Born in Ireland in 1945, Scully was raised in working-class boroughs of North, and then South, London. These formative years were to have a defining impact on his artistic career: he attended a convent school, where he became captivated by church paintings, and later, whilst working as a builder at seventeen years old, became besotted with the painting and prose of Vincent Van Gogh. He was, notes Stephen Bennet Phillips, ‘deeply affected by van Gogh’s beautiful prose, his idealism, his references to religion and art, and his desire to make the world a better place’ (S. Bennet Phillips, ‘Towards the Light’ in Sean Scully: Wall of Light, exh. cat., The Phillips Collection, New York 2005, p. 62). Above all, Scully was drawn to van Gogh’s seminal work from 1888, Van Gogh’s Chair, which he would regularly visit at the Tate where it was housed at the time.

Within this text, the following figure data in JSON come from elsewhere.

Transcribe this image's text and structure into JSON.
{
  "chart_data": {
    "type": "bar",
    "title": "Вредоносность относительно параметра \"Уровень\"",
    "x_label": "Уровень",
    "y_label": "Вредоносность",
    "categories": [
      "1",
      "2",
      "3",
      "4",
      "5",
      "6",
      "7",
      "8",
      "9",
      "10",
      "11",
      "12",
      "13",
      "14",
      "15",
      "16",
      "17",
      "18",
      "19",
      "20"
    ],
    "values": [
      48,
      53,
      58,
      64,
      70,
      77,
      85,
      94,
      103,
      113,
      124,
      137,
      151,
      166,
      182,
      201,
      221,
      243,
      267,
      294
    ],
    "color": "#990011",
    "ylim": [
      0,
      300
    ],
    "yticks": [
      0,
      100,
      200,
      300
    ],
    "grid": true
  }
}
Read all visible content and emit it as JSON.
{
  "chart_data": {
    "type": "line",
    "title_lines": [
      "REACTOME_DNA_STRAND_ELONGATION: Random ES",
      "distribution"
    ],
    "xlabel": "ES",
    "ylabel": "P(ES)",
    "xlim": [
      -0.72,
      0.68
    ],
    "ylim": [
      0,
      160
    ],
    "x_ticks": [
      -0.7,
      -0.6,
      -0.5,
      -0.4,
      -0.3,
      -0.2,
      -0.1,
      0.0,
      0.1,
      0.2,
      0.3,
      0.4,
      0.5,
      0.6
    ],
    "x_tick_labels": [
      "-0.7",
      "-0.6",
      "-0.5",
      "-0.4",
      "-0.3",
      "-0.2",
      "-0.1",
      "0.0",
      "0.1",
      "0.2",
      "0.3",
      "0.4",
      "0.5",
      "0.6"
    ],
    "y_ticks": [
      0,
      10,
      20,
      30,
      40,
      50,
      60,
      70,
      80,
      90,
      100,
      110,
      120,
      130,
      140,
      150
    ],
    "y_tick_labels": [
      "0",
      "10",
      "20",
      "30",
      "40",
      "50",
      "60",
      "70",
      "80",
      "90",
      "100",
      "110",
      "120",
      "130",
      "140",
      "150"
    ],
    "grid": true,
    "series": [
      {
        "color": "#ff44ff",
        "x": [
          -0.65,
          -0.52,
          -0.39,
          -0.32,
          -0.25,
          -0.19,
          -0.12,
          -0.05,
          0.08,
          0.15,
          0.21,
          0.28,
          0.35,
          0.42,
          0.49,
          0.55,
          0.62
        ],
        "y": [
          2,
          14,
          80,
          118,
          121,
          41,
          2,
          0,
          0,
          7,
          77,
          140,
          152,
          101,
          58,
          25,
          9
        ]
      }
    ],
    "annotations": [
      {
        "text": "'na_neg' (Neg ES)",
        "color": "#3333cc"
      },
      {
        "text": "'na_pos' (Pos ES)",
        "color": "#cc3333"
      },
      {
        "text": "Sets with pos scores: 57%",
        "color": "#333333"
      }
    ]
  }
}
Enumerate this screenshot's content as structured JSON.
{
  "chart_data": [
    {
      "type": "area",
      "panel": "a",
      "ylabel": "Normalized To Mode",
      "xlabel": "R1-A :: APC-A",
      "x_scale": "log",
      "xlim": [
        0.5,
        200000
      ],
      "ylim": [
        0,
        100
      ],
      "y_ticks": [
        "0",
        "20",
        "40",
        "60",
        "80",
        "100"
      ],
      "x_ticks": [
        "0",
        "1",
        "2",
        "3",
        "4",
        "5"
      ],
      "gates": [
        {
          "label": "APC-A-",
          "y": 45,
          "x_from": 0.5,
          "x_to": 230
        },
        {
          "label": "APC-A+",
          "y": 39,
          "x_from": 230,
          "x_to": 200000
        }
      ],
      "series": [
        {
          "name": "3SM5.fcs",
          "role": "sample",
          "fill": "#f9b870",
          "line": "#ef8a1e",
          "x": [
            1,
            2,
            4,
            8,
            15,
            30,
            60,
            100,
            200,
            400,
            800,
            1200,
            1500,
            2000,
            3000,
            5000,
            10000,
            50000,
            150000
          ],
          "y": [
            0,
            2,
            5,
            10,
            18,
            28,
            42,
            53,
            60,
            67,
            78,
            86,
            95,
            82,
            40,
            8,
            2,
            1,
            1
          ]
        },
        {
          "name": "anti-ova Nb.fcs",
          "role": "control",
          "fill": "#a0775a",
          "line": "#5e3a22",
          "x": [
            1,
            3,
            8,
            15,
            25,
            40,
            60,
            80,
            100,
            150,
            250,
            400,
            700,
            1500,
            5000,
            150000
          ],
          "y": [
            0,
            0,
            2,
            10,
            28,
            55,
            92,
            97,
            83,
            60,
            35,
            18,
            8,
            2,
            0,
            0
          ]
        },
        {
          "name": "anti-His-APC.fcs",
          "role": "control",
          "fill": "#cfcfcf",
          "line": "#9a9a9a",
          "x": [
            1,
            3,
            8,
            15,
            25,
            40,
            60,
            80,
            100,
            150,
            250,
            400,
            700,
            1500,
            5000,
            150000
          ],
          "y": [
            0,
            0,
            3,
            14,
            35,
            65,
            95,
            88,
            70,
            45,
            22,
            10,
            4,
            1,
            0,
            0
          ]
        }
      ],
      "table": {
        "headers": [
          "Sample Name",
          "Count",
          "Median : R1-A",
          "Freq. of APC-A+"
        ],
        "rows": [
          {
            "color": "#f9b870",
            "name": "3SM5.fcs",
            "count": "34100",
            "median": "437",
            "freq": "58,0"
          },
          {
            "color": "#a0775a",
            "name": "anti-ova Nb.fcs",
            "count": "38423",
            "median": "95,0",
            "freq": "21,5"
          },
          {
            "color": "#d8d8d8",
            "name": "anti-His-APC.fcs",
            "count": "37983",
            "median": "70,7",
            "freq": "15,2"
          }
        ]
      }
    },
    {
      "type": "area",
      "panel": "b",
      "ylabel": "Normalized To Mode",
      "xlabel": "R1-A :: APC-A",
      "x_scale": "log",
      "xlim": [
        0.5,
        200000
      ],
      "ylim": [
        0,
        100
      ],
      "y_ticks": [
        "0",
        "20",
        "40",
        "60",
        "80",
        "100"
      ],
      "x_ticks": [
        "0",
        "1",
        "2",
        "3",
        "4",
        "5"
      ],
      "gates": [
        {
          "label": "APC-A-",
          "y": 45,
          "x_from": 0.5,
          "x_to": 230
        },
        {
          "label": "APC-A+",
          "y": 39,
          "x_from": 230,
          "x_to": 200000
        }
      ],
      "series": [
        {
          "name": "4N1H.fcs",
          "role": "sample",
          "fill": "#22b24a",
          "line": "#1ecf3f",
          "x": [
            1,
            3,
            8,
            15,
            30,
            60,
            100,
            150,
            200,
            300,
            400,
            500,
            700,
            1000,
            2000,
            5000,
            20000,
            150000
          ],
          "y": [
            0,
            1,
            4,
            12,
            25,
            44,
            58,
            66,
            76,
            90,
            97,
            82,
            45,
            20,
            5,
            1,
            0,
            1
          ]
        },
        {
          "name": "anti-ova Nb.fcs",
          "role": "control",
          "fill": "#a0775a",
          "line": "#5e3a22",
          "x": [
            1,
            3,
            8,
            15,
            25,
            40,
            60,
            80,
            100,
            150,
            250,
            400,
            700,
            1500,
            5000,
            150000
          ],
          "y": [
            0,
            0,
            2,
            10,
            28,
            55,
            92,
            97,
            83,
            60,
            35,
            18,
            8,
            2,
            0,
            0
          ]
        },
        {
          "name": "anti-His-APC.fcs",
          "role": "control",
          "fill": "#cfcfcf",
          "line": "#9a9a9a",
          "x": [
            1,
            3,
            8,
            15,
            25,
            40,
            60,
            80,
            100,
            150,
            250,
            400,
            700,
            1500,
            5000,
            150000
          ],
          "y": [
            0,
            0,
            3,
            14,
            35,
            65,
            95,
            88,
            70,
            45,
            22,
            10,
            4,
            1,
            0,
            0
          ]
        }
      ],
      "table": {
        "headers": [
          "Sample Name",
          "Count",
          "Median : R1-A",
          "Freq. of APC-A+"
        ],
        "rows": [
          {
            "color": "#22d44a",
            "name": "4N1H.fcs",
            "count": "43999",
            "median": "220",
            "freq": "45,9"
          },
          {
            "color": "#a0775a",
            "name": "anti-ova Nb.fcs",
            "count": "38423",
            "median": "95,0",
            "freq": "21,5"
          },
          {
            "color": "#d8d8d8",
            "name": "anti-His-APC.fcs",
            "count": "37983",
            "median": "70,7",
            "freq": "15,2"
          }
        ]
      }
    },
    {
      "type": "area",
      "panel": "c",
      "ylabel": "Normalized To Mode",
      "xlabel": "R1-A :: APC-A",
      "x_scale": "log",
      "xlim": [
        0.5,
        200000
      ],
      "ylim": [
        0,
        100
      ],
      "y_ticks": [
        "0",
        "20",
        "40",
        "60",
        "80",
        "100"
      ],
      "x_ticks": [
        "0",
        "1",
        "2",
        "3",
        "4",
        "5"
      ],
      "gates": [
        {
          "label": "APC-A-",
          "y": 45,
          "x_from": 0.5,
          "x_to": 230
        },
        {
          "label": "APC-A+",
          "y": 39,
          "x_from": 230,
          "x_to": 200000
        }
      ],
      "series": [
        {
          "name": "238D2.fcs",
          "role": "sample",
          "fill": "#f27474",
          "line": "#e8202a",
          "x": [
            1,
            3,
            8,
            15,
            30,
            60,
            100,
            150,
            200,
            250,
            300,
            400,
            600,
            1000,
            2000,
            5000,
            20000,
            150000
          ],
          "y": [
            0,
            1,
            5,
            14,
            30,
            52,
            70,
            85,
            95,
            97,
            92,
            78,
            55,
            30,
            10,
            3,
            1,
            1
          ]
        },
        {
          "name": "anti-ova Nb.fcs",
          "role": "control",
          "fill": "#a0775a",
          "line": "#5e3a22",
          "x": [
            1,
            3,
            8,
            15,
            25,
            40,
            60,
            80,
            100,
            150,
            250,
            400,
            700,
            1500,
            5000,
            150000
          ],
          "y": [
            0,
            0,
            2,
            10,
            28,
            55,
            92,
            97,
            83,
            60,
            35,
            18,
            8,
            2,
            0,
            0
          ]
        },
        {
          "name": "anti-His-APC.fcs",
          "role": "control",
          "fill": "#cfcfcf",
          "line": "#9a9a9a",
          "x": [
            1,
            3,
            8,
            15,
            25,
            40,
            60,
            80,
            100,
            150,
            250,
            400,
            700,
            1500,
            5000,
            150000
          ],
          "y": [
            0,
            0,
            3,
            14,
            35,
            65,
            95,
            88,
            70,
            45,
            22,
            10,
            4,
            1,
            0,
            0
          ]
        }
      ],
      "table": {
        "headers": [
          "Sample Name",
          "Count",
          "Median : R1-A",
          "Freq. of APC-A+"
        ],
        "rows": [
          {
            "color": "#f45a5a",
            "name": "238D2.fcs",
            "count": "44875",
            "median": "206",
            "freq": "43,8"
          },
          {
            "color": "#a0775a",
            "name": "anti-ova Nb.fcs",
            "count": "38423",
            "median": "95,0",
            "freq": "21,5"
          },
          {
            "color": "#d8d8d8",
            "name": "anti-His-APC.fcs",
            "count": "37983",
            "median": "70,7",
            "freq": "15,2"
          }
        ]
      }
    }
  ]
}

Titled in homage to Scully’s great artistic muse, Vincent seems to express the very essence of Van Gogh’s Chair through its raw and primal palette, as if the Dutch artist’s tiled floors had expanded beyond the confines of his painting and seeped into Scully’s patchwork canvas. ‘I am very interested in the idea of creating something that has already gained experience by the time it enters the world,’ Scully has explained. ‘Some of my paintings look as though they have been slept in or lived in’ (S. Scully, quoted in P. Stephen Bennett, Sean Scully: Wall of Light, exh. cat., The Phillips Collection, New York 2005, p. 20). As the complexities of colour and surface allow the residue of numerous painterly layers to float and recede from the surface, Vincent invites a deep and contemplative calm.